The company is keen to show the public that it's no longer a "train in a tube company" and is instead "an autonomous transportation company," Giegel said.
Hyperloop One is one of two companies trying to bring to life the tubular transportation system outlined by Elon Musk in a paper published in 2013. The technology promises to revolutionize how we travel through a system that is theoretically cheaper, greener and faster. As with many new technologies, it's had more than its fair share of hype ahead of any real deployment. Pishevar and Giegel were happy to keep the interest level bubbling up.
Hyperloop One has built a test track in the Nevada desert, and in May it demonstrated its progress to journalists with an open-air propulsion test in which a sled reached 116 mph. The goal is for hyperloop to eventually reach speeds of about about 700 mph -- roughly the speed of sound -- and the company is discussing multiple possibilities for building the system across Europe, the Middle East and the US.
There is, however, plenty of skepticism from engineers and experts about whether building a hyperloop is actually feasible. The test track in Nevada showed a sleigh traveling at a fraction of a speed the hyperloop is expected to eventually achieve. There's no good answer yet on how to stop -- kind of a big problem.
The company also did not address the many other challenges -- how to make the system autonomous, for example -- that Hyperloop One is promising to solve.
You can't spell Hyperloop without hype
But Pishevar and Giegel are hyper-confident about every aspect of executing the project and about its effect on society and the world.
"It frees you from time and space," Pishevar said. "You could redesign cities not around cars anymore but around people, cities that are green and clean. The idea is that we can live and work anywhere."
"It's a smooth experience that feels like an elevator ride," said Giegel, when asked about the travel sickness. "This is grandma-friendly, kid-friendly and vomit-free."

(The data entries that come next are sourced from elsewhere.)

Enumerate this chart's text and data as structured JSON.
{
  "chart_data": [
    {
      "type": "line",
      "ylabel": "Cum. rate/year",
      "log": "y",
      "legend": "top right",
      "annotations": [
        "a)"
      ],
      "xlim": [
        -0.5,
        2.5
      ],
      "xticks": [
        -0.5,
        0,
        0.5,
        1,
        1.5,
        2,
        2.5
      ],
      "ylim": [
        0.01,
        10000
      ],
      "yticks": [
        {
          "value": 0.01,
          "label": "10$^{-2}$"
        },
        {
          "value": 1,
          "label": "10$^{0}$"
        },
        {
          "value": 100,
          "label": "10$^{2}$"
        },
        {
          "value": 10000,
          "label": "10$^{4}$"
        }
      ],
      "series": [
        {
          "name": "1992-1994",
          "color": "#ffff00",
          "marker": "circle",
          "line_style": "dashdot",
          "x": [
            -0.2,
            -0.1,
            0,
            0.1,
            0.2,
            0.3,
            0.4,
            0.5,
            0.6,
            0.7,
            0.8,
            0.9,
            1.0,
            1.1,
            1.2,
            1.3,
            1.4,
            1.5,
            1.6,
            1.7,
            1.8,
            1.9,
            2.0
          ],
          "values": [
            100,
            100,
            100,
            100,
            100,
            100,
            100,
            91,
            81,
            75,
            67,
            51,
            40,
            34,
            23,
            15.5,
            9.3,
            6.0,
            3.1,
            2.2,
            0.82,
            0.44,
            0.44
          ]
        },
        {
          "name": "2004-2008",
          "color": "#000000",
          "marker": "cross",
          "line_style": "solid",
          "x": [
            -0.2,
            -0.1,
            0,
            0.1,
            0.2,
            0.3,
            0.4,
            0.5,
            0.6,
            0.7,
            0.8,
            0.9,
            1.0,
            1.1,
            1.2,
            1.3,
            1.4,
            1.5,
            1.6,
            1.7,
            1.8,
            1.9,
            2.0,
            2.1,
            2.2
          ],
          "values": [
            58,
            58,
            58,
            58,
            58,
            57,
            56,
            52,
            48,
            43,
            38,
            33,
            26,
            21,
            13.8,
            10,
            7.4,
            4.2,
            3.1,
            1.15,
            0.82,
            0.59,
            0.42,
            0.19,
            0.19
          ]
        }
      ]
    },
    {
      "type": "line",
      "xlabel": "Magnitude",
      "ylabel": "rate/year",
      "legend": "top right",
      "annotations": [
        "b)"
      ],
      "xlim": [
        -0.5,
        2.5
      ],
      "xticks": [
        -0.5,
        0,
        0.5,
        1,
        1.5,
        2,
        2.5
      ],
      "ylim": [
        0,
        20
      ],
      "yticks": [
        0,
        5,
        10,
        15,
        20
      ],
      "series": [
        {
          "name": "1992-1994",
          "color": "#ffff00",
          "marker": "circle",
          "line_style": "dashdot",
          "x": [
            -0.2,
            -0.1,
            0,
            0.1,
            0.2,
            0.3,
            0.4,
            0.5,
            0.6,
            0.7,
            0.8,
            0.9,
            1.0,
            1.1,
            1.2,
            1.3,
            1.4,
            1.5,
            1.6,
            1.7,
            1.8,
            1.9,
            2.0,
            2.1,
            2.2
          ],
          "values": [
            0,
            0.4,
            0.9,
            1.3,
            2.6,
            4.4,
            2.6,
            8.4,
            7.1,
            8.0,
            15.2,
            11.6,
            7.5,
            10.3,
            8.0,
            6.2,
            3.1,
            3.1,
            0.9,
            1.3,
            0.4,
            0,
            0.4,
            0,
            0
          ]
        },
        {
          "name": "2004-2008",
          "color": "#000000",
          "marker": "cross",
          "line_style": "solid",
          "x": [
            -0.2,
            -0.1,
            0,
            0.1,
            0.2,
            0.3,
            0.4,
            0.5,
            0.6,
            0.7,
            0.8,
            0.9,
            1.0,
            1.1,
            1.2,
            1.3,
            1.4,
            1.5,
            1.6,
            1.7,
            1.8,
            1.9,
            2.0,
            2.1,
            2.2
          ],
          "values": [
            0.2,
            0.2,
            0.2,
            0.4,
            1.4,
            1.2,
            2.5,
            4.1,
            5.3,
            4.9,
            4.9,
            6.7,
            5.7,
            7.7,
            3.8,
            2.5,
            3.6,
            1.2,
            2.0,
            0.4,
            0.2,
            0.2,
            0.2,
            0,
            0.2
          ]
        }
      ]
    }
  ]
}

This won't just be for the 1 percenters, either. "It's definitely going to be for Joe Everyman type of travel," Giegel said. It's not clear how getting the cost that low will be possible, particularly given Pishevar's assertion that once hyperloop is on the scene, "taking a plane will seem like riding a horse to get somewhere."
It seems that for Pishevar and Giegel, no single problem is insurmountable and no obstacle truly stands in the way of getting this thing off the ground. Not cost, not regulation, not effects on the human body and certainly not engineering underlying technology.
Hyperloop One now has over 200 employees in various locations across the US and has raised over $160 million in funding. The videos conjure up an awe-inspiring, utopian vision of the future that earned Pishevar and Giegel an arena's worth of applause in Lisbon.
On paper and on video there's nothing Pishevar and Giegel can't achieve. Such optimism is infectious and it certainly got the Web Summit audience's attention. But enough with the hype. The world has been promised a glossy, hyperloop-enabled future. It's time to deliver.